Corsair Gaming K70 RGB Keyboard Review


Ever since CES 2014 when Corsair first unveiled this mysterious RGB LED mechanical gaming keyboard, people wanted to know two things; what is it and when can I get my hands on it?

After nine months of waiting (and several delays later) we now have the Corsair Gaming K70 RGB keyboard. Originally being named the Corsair Vengeance K70 RGB keyboard, Corsair pulled a move I have never seen a gaming company do. After the first batch of shipments, Corsair renamed and rebranded this keyboard giving it a new logo to go along with it’s new product line, “Corsair Gaming.”

While I own the original “Vengeance K70 RGB,” I can say there are no changes what-so-ever to the keyboard, except for the new Corsair Gaming logo.

All of that stuff aside, this keyboard has been arguably the most hyped gaming peripheral I can remember. Is it worth the $169.99 price tag?

Let’s break this down first. Corsair is a company that has always made trusted and reliable PC gaming products/hardware.

Last year, Corsair really made a name for themselves when they released the Vengeance product line with mice, keyboards, and headsets. The Vengeance series keyboards were top of the line and highly rated, with it’s brushed aluminum finish and top of the line MX cherry switches that came in red, blue and brown. Why was there a need for RGB LEDs inside?

PC gamers love aesthetics. When they build their PC, odds are they want to deck it out with matching hardware inside that all is aesthetically pleasing to the eye, and LED strips have become a huge fad in the world of gaming accessories. Why not make a keyboard that has LEDs inside, capable of 16.8 million colors?

Corsair was ahead of the curve (at the time), and delivered the K70 RGB to stir up the PC gaming world.

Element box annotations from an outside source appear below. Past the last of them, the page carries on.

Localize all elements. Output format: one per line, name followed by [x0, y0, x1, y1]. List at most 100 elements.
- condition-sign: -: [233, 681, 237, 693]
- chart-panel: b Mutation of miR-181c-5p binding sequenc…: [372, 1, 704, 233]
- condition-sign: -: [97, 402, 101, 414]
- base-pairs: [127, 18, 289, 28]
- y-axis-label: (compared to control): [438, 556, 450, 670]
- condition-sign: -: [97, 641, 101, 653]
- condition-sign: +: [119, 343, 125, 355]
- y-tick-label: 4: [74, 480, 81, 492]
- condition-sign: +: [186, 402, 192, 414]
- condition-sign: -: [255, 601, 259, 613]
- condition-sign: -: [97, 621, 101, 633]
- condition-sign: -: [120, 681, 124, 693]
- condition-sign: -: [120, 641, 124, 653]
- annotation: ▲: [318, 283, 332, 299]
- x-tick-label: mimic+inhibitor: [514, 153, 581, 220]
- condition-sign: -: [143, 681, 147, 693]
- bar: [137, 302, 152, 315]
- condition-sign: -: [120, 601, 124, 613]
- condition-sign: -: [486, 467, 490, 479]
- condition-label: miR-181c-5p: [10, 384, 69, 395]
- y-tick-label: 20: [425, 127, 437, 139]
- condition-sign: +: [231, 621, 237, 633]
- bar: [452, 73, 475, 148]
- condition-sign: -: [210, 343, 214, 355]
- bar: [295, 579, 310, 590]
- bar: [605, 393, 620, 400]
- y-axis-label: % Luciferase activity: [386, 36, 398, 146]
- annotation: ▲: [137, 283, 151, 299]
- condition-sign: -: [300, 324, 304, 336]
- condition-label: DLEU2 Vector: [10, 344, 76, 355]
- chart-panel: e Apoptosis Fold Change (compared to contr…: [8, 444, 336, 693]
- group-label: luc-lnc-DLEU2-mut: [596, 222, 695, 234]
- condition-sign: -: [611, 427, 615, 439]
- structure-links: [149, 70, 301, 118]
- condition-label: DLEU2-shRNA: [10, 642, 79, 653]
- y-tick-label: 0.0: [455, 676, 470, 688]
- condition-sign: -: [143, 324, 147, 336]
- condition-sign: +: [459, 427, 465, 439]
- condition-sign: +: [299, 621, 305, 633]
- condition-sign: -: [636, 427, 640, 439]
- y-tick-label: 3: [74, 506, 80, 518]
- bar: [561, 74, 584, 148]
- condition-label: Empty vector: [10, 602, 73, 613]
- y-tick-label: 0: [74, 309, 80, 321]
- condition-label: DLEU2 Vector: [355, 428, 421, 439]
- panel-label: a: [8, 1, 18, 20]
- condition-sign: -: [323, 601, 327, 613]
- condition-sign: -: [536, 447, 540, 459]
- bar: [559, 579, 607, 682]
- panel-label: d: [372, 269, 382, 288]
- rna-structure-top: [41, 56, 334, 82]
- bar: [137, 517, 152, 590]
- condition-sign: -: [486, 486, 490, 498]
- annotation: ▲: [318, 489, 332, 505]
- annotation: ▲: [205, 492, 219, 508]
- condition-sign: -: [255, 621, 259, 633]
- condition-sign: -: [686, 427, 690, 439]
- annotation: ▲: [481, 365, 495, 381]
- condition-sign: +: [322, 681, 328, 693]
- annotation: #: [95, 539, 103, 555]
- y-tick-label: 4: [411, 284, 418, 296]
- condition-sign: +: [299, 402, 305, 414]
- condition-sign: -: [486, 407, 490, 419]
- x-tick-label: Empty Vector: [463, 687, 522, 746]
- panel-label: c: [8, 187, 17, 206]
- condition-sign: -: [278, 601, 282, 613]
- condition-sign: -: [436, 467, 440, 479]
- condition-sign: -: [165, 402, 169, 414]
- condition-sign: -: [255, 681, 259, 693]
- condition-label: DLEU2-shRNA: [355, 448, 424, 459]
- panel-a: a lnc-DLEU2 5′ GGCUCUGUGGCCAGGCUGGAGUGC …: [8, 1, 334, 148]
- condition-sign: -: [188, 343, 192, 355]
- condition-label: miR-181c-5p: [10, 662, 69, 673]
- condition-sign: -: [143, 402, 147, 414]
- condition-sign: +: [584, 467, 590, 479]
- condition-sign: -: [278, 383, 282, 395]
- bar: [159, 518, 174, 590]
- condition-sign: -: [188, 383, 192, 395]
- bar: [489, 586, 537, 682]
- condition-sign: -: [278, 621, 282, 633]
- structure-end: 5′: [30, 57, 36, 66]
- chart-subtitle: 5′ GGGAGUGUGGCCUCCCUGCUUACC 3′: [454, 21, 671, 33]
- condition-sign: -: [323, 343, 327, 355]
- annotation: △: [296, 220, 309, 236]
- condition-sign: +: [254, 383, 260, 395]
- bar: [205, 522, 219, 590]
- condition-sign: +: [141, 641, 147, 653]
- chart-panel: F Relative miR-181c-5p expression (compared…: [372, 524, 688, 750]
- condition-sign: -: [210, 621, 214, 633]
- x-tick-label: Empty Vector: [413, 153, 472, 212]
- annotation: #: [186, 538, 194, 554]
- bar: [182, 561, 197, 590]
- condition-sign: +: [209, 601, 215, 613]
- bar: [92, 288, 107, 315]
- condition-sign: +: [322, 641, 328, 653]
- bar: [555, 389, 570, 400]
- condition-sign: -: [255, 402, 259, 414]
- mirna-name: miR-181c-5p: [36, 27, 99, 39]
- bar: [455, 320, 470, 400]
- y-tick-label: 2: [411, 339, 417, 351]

The keyboard itself is very nice and solidly built. It is made of anodized aluminum and has a nice stealth black finish, complimented by a brushed metal accent.

It comes with a nice detachable rubberized wrist wrest; with four extendable feet on the bottom of the keyboard to increase it’s elevation. My particular keyboard came with the MX cherry red switches inside, making my first mechanical keyboard a gamers blessing. As I mentioned earlier, blue and brown switches are now available for the same cost.

Aside from the first glance, everything works just as it should. However, that all changes when you plug the keyboard in and download the Corsair CUE software.

This robust software is what enables the 16.8 million colors and allows you to program it to do endless special effects. A rainbow wave, blue and white ripples when you hit a key, any color gradient combination…these are all just some of the possibilities this keyboard allows for and that is what makes this keyboard unique.

You can set any key to any color, or group them up for specific games and profiles. For instance, if you are playing CS: GO, you can make the WASD keys red, the reload button green, the jump and crouch buttons yellow, and the number keys for switching in your inventory yellow, while adding numerous effects and colors to the other keys not in use.

For any PC gamer looking to upgrade their keyboard to something flashy and aesthetically pleasing to match the rest of the keyboard, this one is a no-doubt purchase.

Upon release, Corsair took some flak due to the month delays in the release. They blamed it on perfecting the software, which is understandable. The software is this keyboards biggest downfall. While it is what makes this keyboard shine, literally, it is flawed, buggy, and more confusing than you can imagine.

It takes a few hours, whether you are experienced or not with software, to learn and figure out what you want to do. The effects are already listed for you, but it’s the programming and assigning the effects, keys, and colors individually that make it a bit intimidating. On top of all that, the software allows you to add macros, change key functionality, profiles for different programs, mouse settings, and anything else that comes to mind.

When it is all said and done, I think this keyboard is worth the money, but only if you want the aesthetics factor for your setup.

The Razer Blackwidow Chroma and the Logitech Orion Spark are two competing keyboards that have since been announced and released to compete with the K70 in the 16.8 million RGB LED lighting category, so it will be interesting to see who comes out on top.

The Corsair Gaming K70 RGB is available for $169.99. Corsair also released a K95 version with 18 macro keys for $189.99, as well as a compact K70 that ditches the number pad for $149.99.